L’Angleterre a conservé un nombre assez considérable de ces maisons de campagne des XIIIe, XIVe et XVe siècles ; mais en France nous n’en connaissons pas qui soient entières et qui remontent au-delà du XVe siècle. Le manoir, proprement dit, contenait toujours une salle, comme le château, et en Angleterre la dénomination de manor-house s’est conservée. C’est qu’en effet dans ces résidences la salle est la partie importante du programme jusqu’au XVe siècle.

Au XIIe siècle, le roi Richard d’Angleterre avait à Southampton un manoir qui servait de lieu de rendez-vous au moment de l’embarquement. Ce bâtiment se composait d’une salle, d’une chapelle et d’un cellier[3]. Une chambre privée était souvent placée à côté de la salle.
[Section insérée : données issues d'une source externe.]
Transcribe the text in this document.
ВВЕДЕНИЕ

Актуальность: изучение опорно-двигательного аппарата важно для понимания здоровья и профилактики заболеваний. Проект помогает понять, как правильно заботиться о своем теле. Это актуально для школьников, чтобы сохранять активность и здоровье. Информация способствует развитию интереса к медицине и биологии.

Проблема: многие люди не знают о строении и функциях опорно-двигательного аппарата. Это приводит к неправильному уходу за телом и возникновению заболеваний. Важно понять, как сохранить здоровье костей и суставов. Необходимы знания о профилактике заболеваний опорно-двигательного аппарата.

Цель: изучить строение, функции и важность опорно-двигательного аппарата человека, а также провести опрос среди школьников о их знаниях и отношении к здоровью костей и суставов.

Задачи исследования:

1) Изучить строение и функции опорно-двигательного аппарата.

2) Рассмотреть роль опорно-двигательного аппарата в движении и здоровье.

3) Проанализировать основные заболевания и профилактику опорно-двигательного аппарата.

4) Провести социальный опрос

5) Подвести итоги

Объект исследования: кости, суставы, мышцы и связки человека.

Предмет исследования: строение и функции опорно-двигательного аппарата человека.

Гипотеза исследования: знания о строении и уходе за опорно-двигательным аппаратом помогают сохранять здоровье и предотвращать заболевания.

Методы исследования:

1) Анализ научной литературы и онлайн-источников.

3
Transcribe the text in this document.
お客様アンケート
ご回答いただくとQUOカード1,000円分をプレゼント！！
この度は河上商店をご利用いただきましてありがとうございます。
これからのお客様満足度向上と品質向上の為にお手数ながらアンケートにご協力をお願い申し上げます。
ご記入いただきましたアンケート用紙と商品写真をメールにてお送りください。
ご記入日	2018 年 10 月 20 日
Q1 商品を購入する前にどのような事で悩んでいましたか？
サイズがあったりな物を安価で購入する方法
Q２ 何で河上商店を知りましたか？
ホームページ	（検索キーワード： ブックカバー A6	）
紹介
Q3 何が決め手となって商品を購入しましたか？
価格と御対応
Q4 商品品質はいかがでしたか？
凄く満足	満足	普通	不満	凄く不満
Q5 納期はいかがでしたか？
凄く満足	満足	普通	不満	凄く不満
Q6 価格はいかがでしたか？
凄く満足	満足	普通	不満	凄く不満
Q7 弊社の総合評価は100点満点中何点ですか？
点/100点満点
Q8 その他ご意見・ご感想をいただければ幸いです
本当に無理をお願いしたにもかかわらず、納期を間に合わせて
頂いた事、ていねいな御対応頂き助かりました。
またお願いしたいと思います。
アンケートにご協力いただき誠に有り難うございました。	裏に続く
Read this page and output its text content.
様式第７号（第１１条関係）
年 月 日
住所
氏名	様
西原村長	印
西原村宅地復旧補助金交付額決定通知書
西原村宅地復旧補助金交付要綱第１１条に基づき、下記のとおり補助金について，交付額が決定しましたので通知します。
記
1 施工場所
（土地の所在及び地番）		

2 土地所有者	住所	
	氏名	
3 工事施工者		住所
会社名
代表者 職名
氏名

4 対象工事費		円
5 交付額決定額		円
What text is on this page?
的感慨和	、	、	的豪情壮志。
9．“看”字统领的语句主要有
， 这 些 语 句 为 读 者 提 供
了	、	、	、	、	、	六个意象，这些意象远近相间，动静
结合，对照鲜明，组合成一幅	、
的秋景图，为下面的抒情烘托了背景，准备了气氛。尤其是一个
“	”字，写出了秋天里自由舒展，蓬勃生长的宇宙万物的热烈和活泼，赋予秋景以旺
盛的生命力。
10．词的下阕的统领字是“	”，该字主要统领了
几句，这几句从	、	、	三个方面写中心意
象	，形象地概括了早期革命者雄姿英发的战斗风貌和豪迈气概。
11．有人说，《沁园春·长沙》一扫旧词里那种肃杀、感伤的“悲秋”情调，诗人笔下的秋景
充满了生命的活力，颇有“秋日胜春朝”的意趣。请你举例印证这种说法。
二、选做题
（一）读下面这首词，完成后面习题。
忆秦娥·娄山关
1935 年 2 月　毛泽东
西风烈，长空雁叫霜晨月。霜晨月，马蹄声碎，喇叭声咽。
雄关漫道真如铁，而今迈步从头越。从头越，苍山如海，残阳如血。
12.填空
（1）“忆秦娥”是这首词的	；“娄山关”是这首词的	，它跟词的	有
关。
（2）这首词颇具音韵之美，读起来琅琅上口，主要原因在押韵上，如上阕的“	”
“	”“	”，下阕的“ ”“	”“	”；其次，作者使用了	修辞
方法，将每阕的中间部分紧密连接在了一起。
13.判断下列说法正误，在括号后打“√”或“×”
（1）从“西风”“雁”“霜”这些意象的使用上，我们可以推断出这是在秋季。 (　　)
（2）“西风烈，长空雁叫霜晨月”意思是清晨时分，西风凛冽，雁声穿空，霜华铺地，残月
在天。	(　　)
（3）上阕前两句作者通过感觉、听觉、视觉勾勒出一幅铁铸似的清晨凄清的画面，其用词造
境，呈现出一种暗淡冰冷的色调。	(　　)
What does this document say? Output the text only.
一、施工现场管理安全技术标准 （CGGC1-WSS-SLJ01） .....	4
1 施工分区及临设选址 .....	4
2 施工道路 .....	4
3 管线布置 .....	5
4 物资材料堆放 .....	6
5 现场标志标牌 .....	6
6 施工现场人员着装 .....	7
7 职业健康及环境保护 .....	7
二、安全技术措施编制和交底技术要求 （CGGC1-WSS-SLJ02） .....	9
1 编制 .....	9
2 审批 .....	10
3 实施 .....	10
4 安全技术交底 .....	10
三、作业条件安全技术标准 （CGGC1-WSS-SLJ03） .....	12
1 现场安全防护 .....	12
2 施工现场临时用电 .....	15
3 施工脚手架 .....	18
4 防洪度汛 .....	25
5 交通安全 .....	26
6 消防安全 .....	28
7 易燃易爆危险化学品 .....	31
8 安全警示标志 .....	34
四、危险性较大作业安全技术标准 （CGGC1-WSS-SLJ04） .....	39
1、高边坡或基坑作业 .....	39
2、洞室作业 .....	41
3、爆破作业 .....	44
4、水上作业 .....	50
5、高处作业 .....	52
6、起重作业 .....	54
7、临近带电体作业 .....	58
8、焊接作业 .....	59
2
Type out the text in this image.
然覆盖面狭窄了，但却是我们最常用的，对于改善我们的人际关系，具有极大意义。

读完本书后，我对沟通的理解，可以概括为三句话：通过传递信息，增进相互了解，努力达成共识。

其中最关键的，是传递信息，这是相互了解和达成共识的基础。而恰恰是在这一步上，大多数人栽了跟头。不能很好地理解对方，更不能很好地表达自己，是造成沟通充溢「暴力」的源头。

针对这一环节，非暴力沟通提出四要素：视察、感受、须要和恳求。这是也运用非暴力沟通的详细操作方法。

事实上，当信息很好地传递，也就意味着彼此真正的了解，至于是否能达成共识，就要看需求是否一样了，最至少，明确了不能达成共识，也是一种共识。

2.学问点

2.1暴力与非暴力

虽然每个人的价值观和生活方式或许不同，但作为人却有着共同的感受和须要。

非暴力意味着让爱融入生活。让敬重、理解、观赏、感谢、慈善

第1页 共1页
Le nom de manoir est quelquefois appliqué à la maison de l’hôte, du colon, mais lorsque cette maison est entourée d’une clôture :

« Lez le bois avoit un manoir
Où un vilain soloit manoir
Qui moult avoit cos et gelines[4]. »

La disposition des manoirs, à la fin du XIIe siècle et pendant une partie du XIIIe, était la même en France et en Angleterre. L’abbaye de Saint-Maur possédait au Piple, près Boissy-Saint-Léger, un manoir d’où dépendaient vingt-deux arpents de vigne, avec deux pressoirs et sept arpents de bois. L’abbé Pierre Ier, vers le milieu du XIIIe siècle, fit rebâtir ce manoir en partie ; on y construisit, par son ordre, une chapelle, une salle avec cellier au-dessous, et un logis qui fut entouré de murs et de

  1. Parce qu’elle avait appartenu en 1204 à Jean, évêque de Vinchester. (Voy. Sauval, Antiq. de la ville de Paris, t. II, p. 72.)
  2. On voit des ruines du manoir de Bicêtre dans une gravure représentant le ballet donné par le comte de Soissons au Louvre en 1632. M. le comte Horace de Vielcastel nous a fourni de précieux renseignements à ce sujet.
  3. Voy. Domest. archit., twelfth century, par Huds. Turner, H. Parker. Oxford, 1851.
  4. Le roman du Renart, v. 8593.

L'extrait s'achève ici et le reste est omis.